Dragged along by a booming China, East Asian countries should grow 7.6 percent this year, their best result since the region's 1997 financial crisis, the Asian Development Bank (ADB) said yesterday.
Barring an unlikely Chinese crash, an oil price spike and a "disorderly adjustment of the US current account deficit," growth should moderate to a still "solid" 6.5 percent next year, it said in an updated forecast.
The ADB advised fiscal consolidation across the region, especially among the region's larger economies, with the exceptions of South Korea and Singapore.
With the exceptions of Malaysia and Thailand, and to a lesser extent South Korea, monetary policy also needs to be tightened, especially with inflation edging up, the Manila-based lender said.

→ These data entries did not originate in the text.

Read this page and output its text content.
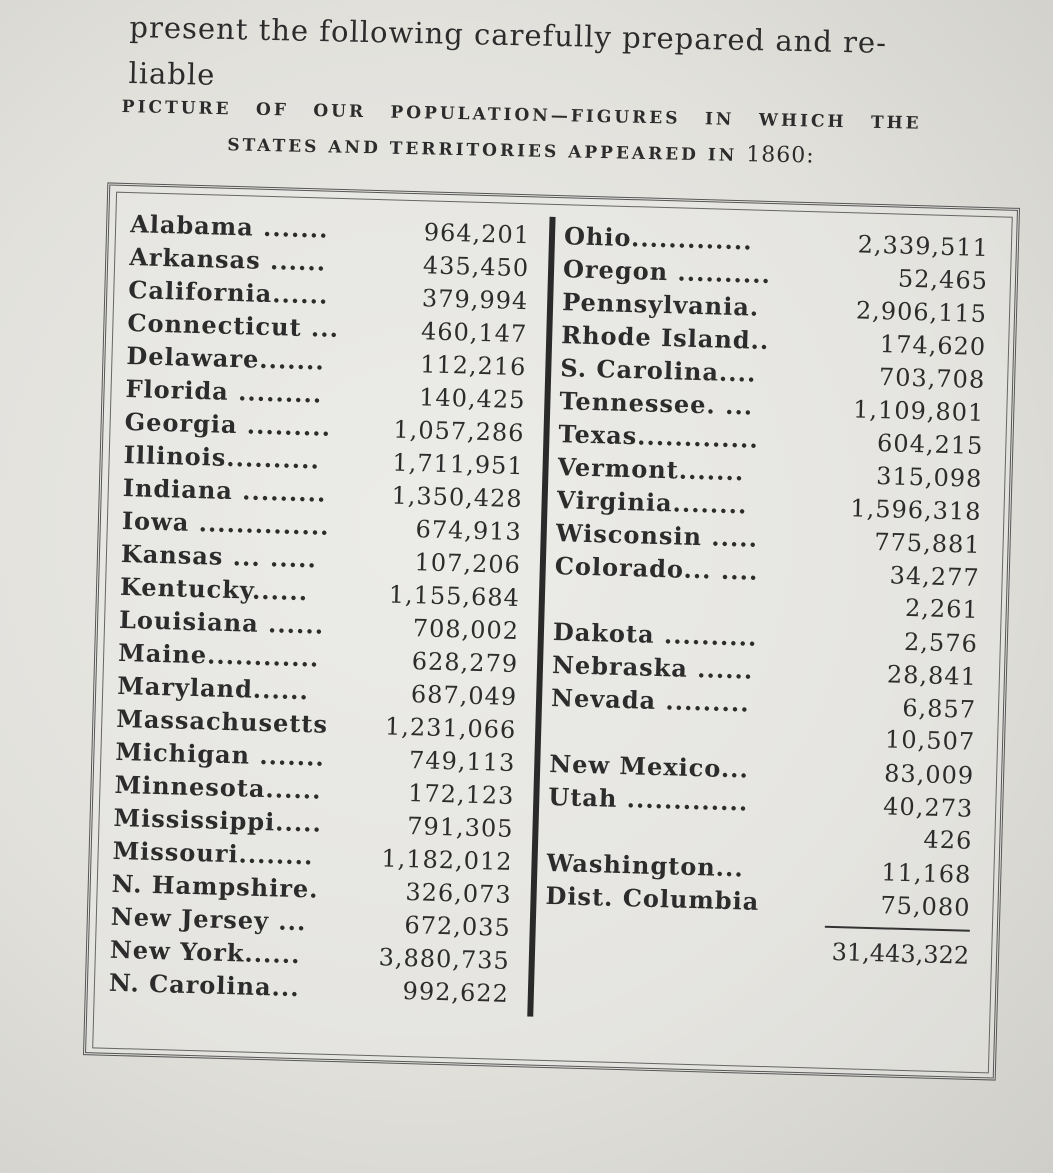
present the following carefully prepared and re-
liable
PICTURE OF OUR POPULATION—FIGURES IN WHICH THE
STATES AND TERRITORIES APPEARED IN 1860:
Alabama .......	964,201
Arkansas ......	435,450
California......	379,994
Connecticut ...	460,147
Delaware.......	112,216
Florida .........	140,425
Georgia .........	1,057,286
Illinois..........	1,711,951
Indiana .........	1,350,428
Iowa ..............	674,913
Kansas ... .....	107,206
Kentucky......	1,155,684
Louisiana ......	708,002
Maine............	628,279
Maryland......	687,049
Massachusetts 1,231,066
Michigan .......	749,113
Minnesota......	172,123
Mississippi.....	791,305
Missouri........	1,182,012
N. Hampshire.	326,073
New Jersey ...	672,035
New York......	3,880,735
N. Carolina...	992,622
Ohio.............	2,339,511
Oregon ..........	52,465
Pennsylvania.	2,906,115
Rhode Island..	174,620
S. Carolina....	703,708
Tennessee. ...	1,109,801
Texas.............	604,215
Vermont.......	315,098
Virginia........	1,596,318
Wisconsin .....	775,881
Colorado... ....	34,277
2,261
Dakota ..........	2,576
Nebraska ......	28,841
Nevada .........	6,857
10,507
New Mexico...	83,009
Utah .............	40,273
426
Washington...	11,168
Dist. Columbia	75,080
31,443,322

East Asian economies should also improve exchange-rate flexibility and pursue structural reforms to invigorate private investment as regional inflation rises, global electronics demand softens and the US and Japanese economies ease up, it added.
"With most industrial countries posting robust growth, the external environment facing East Asia has continued to be favorable this year," it said.
"It is expected to be less favorable in 2005 as growth in the US and Japan slows from this year's high level and the global electronics sector softens," it said.
Electronics exports of US$361 billion accounted for 34 percent of the region's merchandise shipments last year.
The bank raised its growth forecasts for China to 9.3 percent from 8.7 percent for this year, and 8.0 percent from 7.7 percent next year.
It raised this year's forecasts for Singapore to 8.3 percent from 6.9 percent, and Malaysia to 7.1 percent from 6.5 percent.
However, next year's outlook for the latter two countries were cut slightly to 4.4 percent from 4.7 percent and 5.4 percent from 5.6 percent, respectively.
The forecast for South Korea dimmed to 4.8 percent growth from 5.4 percent this year, and 4.2 percent from 4.9 percent for next year.
The report warned that a sharper-than-expected economic slowdown in China "would hurt next year's growth prospects in several East Asian countries" but it would also "lower the risk of higher oil prices, given that [China's] rapid growth has been a significant factor in this year's rise in oil prices."
Thailand, Singapore, the Philippines, Malaysia and South Korea would be most at risk of a sharp cooling in China's rampant economy.